Robert Pierpoint, Longtime CBS News Correspondent

After acclaimed coverage of the Korean War, Pierpoint became a White House correspondent for more than 20 years. covering some of the biggest stories of the 1960 and ’70s.

Robert C. Pierpoint, a CBS News correspondent whose career included coverage of six presidents, the Korean War, the John F. Kennedy assassination and the Iranian hostage crisis died October 22, 2011, in California. He was 86.

According to news reports, the cause was complications from surgery at Santa Barbara Cottage Hospital. Pierpoint had broken his hip October 12 at the Santa Barbara retirement community where he lived with his wife, Patricia.

Pierpoint was born May 16, 1925, in Redondo Beach, California. He joined the Navy in 1943 but did not see action. In 1948 he graduated from California’s University of Redlands, which now holds his papers and archives.

He entered the news field as a graduate student at the University of Stockholm, when he found work as a stringer for CBS. He garnered attention with his coverage of an attempted Communist coup in Finland, after which he was sent to Tokyo as a full-time correspondent. The assignment led to his coverage of the entire Korean War.

After beginning in radio, he moved into television in the early 1950s. He appeared on the first episode of Edward R. Murrow’s See It Now in 1951, and went on to become one of the co-called “Murrow’s Boys,” a group of correspondents who were close Murrow.

Pierpoint’s Korean War reports led to his voice playing a significant role in the most watched episode in television history. In the final episode of M*A*S*H in 1983, Pierpoint’s voice on the radio reports the cease fire that marked the end of the fighting and of the long-running CBS series. Nielsen estimated the audience at 125 million viewers — a record that still stands.

His comprehensive Korean War reports led to a position as CBS White House correspondent during the Eisenhower administration, a position he held through the Carter administration.

In addition to the JFK assassination, Pierpoint covered such major stories as Watergate, the Pentagon Papers and the resignation of Richard Nixon.

He described his 23-year tenure in a 1981 memoir, At the White House.

When his White House position ended, Pierpoint moved to coverage of the State Department in 1980. He ended his career on the show Sunday Morning with Charles Kuralt and retired in 1990.

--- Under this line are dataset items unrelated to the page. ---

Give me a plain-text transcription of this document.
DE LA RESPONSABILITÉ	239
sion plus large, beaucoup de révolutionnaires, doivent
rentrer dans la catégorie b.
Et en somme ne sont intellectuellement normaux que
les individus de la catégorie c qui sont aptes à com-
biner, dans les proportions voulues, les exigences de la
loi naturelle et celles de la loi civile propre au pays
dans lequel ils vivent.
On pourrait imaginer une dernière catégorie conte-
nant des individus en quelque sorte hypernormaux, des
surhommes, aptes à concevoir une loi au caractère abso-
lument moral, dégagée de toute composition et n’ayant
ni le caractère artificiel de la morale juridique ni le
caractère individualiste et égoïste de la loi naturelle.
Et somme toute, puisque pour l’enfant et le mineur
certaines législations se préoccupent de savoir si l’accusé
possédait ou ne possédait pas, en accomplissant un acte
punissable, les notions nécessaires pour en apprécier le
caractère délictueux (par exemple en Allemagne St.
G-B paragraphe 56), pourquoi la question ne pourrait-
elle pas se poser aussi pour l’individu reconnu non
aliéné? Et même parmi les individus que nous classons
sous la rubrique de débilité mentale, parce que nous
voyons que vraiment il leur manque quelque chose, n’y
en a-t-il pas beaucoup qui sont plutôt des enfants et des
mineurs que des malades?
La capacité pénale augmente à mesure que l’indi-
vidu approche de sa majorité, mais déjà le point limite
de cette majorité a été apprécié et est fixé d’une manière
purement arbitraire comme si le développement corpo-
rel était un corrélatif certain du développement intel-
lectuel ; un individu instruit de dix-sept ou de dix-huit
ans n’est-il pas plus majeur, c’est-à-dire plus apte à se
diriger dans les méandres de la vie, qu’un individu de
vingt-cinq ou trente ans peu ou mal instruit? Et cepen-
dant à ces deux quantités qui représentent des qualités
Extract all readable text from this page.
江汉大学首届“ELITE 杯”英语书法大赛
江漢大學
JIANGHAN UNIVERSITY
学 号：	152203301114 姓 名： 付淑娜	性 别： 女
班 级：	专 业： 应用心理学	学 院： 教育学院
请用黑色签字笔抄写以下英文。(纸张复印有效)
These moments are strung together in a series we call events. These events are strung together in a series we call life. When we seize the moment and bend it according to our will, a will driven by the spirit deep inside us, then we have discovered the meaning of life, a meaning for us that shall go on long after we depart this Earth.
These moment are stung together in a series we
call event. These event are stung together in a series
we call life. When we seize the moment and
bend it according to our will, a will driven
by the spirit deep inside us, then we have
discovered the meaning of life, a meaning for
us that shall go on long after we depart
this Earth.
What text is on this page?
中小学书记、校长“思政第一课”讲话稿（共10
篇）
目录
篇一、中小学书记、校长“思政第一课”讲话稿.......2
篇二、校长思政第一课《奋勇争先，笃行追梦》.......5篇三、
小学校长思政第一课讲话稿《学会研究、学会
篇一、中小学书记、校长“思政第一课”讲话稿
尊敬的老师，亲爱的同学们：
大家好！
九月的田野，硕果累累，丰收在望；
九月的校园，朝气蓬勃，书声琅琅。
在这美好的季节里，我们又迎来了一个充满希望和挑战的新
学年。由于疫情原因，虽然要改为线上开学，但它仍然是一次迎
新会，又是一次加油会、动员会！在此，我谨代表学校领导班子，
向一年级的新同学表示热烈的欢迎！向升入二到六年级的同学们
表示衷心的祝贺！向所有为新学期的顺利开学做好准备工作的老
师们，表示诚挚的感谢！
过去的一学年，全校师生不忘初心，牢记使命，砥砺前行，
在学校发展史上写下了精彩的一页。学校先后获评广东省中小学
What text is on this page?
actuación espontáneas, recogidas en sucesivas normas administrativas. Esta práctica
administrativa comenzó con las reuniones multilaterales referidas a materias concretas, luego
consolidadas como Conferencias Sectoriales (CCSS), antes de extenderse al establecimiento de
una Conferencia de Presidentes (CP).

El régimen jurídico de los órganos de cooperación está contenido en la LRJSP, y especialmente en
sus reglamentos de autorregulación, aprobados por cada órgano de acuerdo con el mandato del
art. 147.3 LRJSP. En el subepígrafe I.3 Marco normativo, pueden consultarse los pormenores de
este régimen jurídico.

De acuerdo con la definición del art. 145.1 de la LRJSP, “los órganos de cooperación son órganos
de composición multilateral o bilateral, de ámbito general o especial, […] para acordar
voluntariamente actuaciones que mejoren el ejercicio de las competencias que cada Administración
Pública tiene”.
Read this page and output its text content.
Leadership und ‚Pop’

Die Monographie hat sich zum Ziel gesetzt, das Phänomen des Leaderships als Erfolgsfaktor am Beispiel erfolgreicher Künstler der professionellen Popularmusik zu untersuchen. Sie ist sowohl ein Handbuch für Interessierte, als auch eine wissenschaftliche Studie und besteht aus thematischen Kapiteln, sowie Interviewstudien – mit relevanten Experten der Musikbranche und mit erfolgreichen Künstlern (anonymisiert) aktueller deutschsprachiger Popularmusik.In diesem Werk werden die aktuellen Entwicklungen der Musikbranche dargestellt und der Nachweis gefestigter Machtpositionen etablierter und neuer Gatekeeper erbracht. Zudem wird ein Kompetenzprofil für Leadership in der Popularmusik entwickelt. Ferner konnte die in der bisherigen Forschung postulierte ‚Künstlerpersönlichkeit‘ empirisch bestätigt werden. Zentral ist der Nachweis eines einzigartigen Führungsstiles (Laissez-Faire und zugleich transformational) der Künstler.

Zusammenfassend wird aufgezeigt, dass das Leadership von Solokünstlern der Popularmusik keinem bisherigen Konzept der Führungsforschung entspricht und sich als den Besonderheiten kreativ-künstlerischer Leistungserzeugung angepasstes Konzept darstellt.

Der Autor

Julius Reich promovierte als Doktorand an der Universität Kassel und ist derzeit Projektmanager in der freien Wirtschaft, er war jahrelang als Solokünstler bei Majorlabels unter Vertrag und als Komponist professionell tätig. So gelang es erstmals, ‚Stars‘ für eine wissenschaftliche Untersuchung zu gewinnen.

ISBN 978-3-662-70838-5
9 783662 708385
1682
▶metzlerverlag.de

During retirement he did numerous speaking engagements and spent time went fishing in Montana.

Over his career he won two Emmys with other reporters, including one for his work on a 1989 banking scandal shortly before his retirement.

He is survived by his wife, a sister and four children and five grandchildren.

In lieu of flowers, donations can be made to the Charles and Emma Pierpoint Scholarship Fund at the University of Redlands, 1200 E. Colton Ave., P.O. Box 3080 Redlands, CA. 92373.